Am 11.10.2015 werde ich meinen ersten richtigen Lauf über 10km im Rahmen des München Marathons machen. Da ist noch einiges an Arbeit vor mir, mit mir, an mir!
Training, Ernährung, Motivation – ich halte Euch auf dem Laufenden.

Der Sport und ich – die Geschichte (m)einer Paartherapie.

Eigentlich bin ich ja gar nicht so unsportlich.

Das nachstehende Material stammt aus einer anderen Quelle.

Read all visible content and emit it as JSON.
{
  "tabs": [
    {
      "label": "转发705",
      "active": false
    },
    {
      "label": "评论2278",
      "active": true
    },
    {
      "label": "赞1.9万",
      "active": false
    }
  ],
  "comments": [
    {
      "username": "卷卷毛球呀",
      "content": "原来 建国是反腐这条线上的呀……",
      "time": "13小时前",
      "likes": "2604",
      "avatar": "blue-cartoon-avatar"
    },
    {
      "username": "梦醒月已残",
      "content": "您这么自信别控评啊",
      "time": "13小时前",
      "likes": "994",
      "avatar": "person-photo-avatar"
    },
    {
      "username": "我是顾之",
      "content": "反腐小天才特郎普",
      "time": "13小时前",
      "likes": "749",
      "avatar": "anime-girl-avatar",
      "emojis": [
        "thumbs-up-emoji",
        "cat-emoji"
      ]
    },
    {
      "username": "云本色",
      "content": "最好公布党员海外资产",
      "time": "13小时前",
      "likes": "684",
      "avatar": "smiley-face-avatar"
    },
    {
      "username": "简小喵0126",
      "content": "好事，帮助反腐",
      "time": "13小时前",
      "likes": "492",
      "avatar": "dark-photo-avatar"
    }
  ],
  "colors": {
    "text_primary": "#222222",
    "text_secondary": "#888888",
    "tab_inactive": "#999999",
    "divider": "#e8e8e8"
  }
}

Ich gehe joggen, radfahren, fahre leidenschaftlich Ski, mache Yoga und ab und zu so ein wirklich anstrengendes Online-Zirkeltraining. Wirklich, ich bin froh, dass ich soweit bin, es gab auch Phasen, da hatte der Sport, oder besser gesagt, körperliche Aktivität, keinen Platz in meinem Leben. Das fällt genau mit der Zeit zusammen, in der ich auch mental nicht wirklich auf der Höhe und mein persönliches Glücksgefühllevel ziemlich unten war.

Damals wusste ich noch nicht, dass es da einen Zusammenhang gibt.

Vielleicht kennst Du das, bei mir zumindest liefen früher die Sport und Nicht-Sport-Phasen immer in einem Zyklus: Entweder kein Sport. Oder möglichst in jeder freien Minute ins Fitnessstudio (!) rennen, sodass es fast zur angenehmen Sucht wurde, wenn ich mal einen Tag nicht gehen konnte. Nur bloß nicht mehr als 3 Tage am Stück nicht gehen, denn dann war der sog. Schweinehund wieder erwacht und der schöne Sport-Rhythmus dahin. Die nächste Nicht-Sport-Phase began. Wir führten also quasi einen Fernbeziehung. Gar nicht sehen oder sehr intensiv. Außerdem war Sport bei mir immer zwingen an das Thema „Gewicht“ gekoppelt. Also am liebsten auch die Kurse besuchen, die möglichst viel Fett verbrennen, wie Spinnig oder Body Combat. Ohja, das hat auch sehr viel Spaß gemacht. Bis zu dem Zeitpunkt wo ich keinen Ärger oder Frust mehr abbauen oder „ab-boxen“ musste.

bodycombat abschluss

‚Bild bei pinterest gefunden

Vor 2 Jahren kam plötzlich eine Wende. Denn es wurde mir die Frage gestellt:

Warum machst Du denn Sport überhaupt? Ist es nur ein „um-zu“ oder ist es wirklich Deine ganz eigene Motivation, weil Du es willst?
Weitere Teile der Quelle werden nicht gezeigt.